Cursor has been great, but they’ve started abstracting things maybe more than I’d like.

Cursor Agent options
They have “Agent” and “Auto-select” settings that select the best AI model approach based on what you ask it to do, but it seems to still prefer Claude over Gemini Pro even though Gemini is an option.
I can tell because Claude likes to randomly change unrelated styling or make minor tweaks to code format that are unnecessary.
Manually selecting Gemini Pro instead of “Auto-select” runs into it’s own issue.

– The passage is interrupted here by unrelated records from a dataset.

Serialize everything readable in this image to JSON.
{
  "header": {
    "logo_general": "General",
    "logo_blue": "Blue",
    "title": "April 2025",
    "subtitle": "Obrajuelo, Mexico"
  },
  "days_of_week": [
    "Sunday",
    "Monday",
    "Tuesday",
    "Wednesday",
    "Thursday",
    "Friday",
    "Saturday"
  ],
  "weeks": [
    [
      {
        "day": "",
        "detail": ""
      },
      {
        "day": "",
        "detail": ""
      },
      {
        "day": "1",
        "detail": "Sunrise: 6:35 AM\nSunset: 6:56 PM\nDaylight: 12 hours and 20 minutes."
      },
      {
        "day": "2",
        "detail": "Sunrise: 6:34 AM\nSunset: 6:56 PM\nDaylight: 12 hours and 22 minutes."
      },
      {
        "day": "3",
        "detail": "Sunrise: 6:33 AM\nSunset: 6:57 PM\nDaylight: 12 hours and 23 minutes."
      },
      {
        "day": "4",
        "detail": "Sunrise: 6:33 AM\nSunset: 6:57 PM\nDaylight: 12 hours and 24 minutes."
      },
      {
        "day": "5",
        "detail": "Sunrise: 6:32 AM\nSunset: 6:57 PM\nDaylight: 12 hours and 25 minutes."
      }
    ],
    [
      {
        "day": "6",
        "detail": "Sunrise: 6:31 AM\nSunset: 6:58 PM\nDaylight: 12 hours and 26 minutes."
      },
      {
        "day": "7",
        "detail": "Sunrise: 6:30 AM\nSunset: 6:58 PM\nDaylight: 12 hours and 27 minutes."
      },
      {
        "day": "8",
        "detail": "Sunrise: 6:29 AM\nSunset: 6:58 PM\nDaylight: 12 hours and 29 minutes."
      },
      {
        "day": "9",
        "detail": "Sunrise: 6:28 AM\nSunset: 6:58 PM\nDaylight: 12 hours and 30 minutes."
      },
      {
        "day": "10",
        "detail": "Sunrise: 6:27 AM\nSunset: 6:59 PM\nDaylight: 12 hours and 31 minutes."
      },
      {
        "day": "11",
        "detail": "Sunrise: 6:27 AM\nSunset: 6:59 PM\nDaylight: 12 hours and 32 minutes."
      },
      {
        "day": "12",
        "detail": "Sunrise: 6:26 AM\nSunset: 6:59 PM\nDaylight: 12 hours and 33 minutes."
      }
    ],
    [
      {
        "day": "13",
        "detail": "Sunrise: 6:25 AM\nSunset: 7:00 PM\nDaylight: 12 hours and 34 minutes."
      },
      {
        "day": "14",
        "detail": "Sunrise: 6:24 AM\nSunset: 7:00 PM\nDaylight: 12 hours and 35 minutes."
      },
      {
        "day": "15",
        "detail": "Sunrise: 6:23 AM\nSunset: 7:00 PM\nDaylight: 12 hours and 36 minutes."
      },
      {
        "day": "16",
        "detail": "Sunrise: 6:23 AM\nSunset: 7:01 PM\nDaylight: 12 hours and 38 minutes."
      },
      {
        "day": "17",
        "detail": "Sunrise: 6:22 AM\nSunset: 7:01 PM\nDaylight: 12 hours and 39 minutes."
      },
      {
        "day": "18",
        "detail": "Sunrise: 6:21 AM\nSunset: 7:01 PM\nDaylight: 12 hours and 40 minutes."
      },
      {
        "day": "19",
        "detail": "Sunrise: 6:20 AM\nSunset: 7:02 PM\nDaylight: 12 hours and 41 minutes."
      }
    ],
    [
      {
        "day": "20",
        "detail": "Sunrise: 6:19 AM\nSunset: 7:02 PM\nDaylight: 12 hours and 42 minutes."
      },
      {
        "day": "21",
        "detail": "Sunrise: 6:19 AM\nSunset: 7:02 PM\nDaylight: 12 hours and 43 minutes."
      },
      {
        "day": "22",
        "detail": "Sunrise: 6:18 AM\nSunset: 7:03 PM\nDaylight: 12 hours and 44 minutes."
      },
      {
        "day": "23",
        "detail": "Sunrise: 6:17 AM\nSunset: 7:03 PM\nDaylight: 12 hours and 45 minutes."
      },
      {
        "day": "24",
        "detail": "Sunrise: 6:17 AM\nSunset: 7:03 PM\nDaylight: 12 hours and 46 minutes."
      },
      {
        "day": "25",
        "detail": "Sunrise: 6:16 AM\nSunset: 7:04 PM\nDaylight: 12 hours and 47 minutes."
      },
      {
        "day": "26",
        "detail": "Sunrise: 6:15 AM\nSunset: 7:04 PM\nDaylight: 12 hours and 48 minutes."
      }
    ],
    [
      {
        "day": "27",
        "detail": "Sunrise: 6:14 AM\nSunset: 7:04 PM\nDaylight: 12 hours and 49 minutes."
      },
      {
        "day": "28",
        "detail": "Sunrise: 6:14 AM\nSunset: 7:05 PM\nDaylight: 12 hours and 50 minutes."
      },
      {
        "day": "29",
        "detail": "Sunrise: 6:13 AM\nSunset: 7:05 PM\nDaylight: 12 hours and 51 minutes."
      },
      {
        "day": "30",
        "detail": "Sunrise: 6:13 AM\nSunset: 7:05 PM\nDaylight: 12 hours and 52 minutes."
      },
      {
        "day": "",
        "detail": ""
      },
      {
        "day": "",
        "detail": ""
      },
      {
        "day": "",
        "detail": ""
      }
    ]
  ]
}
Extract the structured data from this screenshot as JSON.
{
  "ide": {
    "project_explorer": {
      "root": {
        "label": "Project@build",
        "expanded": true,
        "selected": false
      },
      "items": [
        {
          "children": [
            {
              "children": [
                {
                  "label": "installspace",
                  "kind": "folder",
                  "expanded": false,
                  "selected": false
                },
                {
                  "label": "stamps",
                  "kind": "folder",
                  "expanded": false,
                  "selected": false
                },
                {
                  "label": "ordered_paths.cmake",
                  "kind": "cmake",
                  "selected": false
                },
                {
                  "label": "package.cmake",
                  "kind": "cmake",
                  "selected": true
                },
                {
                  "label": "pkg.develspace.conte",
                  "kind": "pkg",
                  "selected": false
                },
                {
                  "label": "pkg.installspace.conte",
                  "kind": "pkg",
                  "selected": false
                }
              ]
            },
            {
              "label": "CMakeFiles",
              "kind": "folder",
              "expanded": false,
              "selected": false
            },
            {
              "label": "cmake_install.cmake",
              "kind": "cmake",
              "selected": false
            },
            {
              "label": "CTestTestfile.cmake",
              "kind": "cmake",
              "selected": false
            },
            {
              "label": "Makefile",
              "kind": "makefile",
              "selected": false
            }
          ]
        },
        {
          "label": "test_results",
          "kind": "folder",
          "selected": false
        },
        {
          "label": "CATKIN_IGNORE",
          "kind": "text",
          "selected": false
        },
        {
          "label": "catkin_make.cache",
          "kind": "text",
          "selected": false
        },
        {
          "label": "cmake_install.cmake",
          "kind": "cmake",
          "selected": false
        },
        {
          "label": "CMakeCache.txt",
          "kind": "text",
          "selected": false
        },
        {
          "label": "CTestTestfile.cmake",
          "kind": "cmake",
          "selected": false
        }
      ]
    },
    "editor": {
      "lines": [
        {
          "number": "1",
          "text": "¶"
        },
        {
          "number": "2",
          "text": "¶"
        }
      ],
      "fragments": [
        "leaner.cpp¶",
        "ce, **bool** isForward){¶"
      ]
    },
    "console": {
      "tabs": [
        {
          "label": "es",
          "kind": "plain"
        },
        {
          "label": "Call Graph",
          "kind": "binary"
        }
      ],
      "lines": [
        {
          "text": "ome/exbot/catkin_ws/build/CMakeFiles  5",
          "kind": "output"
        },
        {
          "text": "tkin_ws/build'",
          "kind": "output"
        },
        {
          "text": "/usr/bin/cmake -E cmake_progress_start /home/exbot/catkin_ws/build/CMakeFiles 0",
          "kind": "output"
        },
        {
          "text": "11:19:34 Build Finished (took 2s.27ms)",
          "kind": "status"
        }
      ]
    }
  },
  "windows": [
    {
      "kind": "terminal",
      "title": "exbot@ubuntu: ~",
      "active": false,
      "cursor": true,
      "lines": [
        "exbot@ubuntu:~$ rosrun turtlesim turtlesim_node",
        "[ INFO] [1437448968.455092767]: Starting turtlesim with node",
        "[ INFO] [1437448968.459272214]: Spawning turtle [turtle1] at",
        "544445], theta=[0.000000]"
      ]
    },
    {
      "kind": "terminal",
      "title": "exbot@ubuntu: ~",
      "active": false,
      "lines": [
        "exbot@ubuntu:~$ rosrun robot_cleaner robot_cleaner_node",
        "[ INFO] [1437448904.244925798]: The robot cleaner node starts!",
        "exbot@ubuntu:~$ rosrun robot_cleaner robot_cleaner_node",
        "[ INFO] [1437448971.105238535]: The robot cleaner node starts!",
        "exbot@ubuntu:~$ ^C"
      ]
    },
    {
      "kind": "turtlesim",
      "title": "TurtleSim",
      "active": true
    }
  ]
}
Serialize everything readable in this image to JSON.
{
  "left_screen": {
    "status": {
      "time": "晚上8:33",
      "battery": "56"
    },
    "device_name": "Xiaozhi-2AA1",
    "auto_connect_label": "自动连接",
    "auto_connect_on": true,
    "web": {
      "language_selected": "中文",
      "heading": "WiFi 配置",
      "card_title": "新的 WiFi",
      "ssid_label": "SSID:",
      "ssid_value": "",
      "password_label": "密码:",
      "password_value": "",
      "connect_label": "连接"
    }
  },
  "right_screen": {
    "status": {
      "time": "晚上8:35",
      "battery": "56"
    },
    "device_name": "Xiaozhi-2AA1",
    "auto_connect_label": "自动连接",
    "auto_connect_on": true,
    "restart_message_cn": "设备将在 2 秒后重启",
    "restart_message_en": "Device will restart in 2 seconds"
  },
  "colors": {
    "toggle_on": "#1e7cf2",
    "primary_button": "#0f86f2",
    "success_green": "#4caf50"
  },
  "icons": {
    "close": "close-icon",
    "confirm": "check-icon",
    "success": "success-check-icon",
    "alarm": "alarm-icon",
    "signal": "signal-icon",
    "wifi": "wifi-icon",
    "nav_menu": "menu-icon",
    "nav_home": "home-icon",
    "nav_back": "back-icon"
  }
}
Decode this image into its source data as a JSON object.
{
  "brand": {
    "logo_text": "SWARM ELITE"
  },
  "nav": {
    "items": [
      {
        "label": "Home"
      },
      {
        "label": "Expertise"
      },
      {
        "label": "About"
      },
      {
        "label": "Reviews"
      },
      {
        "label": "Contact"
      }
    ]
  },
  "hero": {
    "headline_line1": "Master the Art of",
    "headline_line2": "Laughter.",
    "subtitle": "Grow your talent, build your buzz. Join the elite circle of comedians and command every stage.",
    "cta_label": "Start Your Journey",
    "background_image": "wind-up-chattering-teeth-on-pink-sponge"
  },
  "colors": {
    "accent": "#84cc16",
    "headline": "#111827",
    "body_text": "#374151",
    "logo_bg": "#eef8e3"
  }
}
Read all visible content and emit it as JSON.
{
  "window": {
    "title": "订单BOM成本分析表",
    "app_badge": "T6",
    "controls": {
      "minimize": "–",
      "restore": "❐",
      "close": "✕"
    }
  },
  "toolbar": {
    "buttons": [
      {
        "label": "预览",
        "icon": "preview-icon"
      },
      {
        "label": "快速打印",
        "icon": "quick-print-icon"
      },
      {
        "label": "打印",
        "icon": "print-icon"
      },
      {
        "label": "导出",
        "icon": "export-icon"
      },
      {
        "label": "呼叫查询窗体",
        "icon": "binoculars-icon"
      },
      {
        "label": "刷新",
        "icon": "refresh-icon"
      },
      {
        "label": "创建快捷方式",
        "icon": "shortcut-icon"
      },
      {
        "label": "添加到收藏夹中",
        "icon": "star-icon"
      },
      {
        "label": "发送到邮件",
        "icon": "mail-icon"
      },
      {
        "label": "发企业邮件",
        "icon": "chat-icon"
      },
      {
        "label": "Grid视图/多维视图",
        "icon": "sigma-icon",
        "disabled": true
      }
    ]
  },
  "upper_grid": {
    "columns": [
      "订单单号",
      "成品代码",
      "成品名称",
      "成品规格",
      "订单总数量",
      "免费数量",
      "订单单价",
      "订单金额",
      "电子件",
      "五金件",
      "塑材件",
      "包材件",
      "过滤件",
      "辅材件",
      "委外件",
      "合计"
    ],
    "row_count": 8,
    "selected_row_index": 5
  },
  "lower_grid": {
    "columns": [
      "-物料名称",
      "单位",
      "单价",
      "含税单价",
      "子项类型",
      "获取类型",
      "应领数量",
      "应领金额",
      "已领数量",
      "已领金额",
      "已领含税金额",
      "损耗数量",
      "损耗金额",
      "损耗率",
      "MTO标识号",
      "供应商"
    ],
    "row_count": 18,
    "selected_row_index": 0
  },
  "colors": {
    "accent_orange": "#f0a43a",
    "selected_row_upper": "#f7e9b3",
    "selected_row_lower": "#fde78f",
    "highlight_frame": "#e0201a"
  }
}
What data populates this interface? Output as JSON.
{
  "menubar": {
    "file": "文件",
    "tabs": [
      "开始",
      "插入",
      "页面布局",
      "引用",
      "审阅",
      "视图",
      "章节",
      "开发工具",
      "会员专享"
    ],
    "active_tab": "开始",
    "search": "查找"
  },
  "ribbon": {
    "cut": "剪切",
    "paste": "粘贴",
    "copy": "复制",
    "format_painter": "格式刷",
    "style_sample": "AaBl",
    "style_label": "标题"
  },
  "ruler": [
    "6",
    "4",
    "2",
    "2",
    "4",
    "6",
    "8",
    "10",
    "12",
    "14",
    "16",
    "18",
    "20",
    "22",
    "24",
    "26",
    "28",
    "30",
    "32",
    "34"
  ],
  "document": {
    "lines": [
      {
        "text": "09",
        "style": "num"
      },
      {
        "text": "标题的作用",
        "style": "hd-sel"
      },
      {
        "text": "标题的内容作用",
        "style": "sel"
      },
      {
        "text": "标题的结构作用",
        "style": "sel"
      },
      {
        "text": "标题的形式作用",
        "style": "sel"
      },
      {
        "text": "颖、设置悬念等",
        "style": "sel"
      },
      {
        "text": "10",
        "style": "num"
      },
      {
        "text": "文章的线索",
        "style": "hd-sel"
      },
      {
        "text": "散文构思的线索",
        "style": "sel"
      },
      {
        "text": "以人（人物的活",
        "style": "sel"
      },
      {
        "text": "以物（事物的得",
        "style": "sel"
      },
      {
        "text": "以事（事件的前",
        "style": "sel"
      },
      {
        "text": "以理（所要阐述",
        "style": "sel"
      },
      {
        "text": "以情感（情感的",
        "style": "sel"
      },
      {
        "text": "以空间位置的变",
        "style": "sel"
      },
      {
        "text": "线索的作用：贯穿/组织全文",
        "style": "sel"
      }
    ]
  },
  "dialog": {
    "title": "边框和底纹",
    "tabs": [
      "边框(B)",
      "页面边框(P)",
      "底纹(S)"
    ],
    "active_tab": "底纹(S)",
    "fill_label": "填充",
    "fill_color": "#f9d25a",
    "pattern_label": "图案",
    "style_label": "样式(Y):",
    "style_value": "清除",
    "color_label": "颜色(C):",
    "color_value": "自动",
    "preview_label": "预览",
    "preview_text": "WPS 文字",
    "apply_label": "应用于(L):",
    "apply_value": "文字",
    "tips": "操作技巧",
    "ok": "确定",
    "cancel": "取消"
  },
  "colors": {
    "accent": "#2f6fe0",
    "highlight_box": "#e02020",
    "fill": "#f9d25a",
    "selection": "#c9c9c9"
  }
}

It seems to have less context into the repo and continually fails to find files that it clearly has access to, meaning I then have to give it explicit file paths for it to find the files I’m referencing, when leaving it on Auto it would find on it’s own.
Way too slow having to come up with file paths each time, so Auto-select-which-is-really-Claude it is.
All this leads me to jumping between Cursor, Repo Prompt, AI Studio and back to Cursor for a majority of my workflow, with the occasional double-check of GitHub desktop visually verify what changed.
Hopefully Firebase Studio can create a more streamlined vibe coding experience.
I’ll let you know if I get a chance to try it out.
Firebase Studio currently free so if you’re looking to jump into building simple apps with AI, it’s a good time to try it out.
And that’s it for this week! Disappointing models and YouTube growth, but promising new AI tools.
Those are the links that stuck with me throughout the week and a glimpse into what I personally worked on.